The International Parkinson and Movement Disorder Society criteria recognize several phenotypes of progressive supranuclear palsy and hence have higher sensitivity than the previous criteria. © 2019 International Parkinson and Movement Disorder Society.
2017 年,国际帕金森病和运动障碍学会提出了 PSP 的新临床诊断标准,承认 PSP 具有多种表型。本研究比较了新诊断标准与国立神经病学与卒中研究所-进行性核上性麻痹(National Institutes of Neurological Disease and Society for Progressive Supranuclear Palsy,NINDS-SSP)标准在不同时间的敏感性和特异性。
从进行性核上性麻痹脑库中确定具有临床帕金森病、临床和/或神经病理学 PSP 诊断的患者。所有患者均经神经病理学诊断,并由佛罗里达州、亚利桑那州和明尼苏达州的 3 个 Mayo 诊所的神经病学家进行详细的临床检查。以盲法回顾性提取临床症状和体征,并用于确定患者是否符合任一诊断标准。根据 3 年的截止时间,将患者分为早期和晚期疾病阶段组。

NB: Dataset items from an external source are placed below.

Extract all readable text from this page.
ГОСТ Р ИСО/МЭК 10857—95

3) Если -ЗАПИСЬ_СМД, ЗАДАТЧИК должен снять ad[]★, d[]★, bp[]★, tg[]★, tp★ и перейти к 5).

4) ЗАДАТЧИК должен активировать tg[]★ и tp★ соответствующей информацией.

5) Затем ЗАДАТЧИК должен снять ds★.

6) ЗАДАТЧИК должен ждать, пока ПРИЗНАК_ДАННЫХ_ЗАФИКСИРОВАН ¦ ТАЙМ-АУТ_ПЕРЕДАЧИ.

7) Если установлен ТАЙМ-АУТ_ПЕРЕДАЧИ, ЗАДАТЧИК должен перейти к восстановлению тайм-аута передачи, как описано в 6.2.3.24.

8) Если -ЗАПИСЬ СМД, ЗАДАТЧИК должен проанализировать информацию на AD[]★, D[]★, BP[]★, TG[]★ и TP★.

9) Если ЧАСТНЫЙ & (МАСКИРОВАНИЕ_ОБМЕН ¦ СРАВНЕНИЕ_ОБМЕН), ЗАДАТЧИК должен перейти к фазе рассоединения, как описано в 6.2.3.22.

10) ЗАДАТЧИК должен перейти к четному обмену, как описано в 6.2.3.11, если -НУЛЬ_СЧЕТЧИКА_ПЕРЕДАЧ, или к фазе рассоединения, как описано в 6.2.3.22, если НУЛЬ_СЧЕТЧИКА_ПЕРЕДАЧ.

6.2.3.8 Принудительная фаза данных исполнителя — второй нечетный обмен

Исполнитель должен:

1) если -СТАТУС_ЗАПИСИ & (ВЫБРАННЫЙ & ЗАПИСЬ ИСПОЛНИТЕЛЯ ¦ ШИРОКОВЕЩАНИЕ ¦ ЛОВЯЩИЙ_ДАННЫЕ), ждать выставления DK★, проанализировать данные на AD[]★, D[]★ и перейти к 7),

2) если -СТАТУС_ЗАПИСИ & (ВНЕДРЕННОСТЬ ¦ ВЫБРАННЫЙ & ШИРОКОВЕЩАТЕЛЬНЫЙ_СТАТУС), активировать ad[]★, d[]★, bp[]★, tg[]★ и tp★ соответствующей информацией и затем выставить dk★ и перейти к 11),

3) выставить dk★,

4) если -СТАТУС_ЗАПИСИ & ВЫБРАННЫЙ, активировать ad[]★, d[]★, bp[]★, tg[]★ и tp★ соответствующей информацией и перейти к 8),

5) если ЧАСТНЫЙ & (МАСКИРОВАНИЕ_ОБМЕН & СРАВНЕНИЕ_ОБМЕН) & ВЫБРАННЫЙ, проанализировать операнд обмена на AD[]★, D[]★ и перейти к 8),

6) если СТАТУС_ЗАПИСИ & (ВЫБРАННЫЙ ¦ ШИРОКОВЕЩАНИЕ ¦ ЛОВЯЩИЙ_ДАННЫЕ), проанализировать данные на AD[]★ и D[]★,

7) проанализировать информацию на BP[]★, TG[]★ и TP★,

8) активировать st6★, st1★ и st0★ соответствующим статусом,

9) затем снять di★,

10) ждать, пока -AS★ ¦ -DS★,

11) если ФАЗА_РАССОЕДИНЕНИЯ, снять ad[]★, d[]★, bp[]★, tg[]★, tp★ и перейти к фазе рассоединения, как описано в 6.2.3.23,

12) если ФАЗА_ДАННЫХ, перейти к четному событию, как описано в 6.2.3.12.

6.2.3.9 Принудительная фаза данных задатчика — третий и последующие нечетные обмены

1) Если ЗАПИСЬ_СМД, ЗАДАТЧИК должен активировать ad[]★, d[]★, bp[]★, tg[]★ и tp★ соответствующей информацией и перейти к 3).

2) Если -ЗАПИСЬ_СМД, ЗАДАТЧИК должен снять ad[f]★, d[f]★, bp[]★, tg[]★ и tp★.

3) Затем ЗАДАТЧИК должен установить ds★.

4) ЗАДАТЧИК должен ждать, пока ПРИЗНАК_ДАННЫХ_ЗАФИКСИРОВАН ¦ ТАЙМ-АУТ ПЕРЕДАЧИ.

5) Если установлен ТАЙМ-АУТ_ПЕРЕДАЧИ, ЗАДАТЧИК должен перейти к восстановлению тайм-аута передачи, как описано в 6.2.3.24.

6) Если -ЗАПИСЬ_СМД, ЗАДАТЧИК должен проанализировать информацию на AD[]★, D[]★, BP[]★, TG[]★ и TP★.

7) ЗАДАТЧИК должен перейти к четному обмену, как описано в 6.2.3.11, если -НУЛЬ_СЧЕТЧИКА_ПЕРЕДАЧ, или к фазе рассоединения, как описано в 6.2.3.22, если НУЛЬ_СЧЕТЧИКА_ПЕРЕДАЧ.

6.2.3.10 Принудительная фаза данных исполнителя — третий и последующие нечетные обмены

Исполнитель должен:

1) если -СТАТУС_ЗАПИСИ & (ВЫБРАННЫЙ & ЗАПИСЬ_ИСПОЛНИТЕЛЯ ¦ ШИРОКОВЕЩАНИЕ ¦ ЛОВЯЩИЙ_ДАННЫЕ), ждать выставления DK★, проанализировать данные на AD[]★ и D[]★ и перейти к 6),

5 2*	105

共纳入 129 例患者,其中 66 例(51%)患者具有 PSP 病理学。其余患者患有其他神经退行性疾病。国际帕金森病和运动障碍学会标准的总体敏感性为 87.9%,而国立神经病学与卒中研究所-进行性核上性麻痹标准为 45.5%,国际帕金森病和运动障碍学会可能的 PSP 标准的特异性为 85.7%,而国立神经病学与卒中研究所-进行性核上性麻痹标准为 90.5%。个别患者表现出多种 PSP 表型的特征。
国际帕金森病和运动障碍学会标准认识到进行性核上性麻痹的几种表型,因此其敏感性高于以前的标准。© 2019 国际帕金森病和运动障碍学会。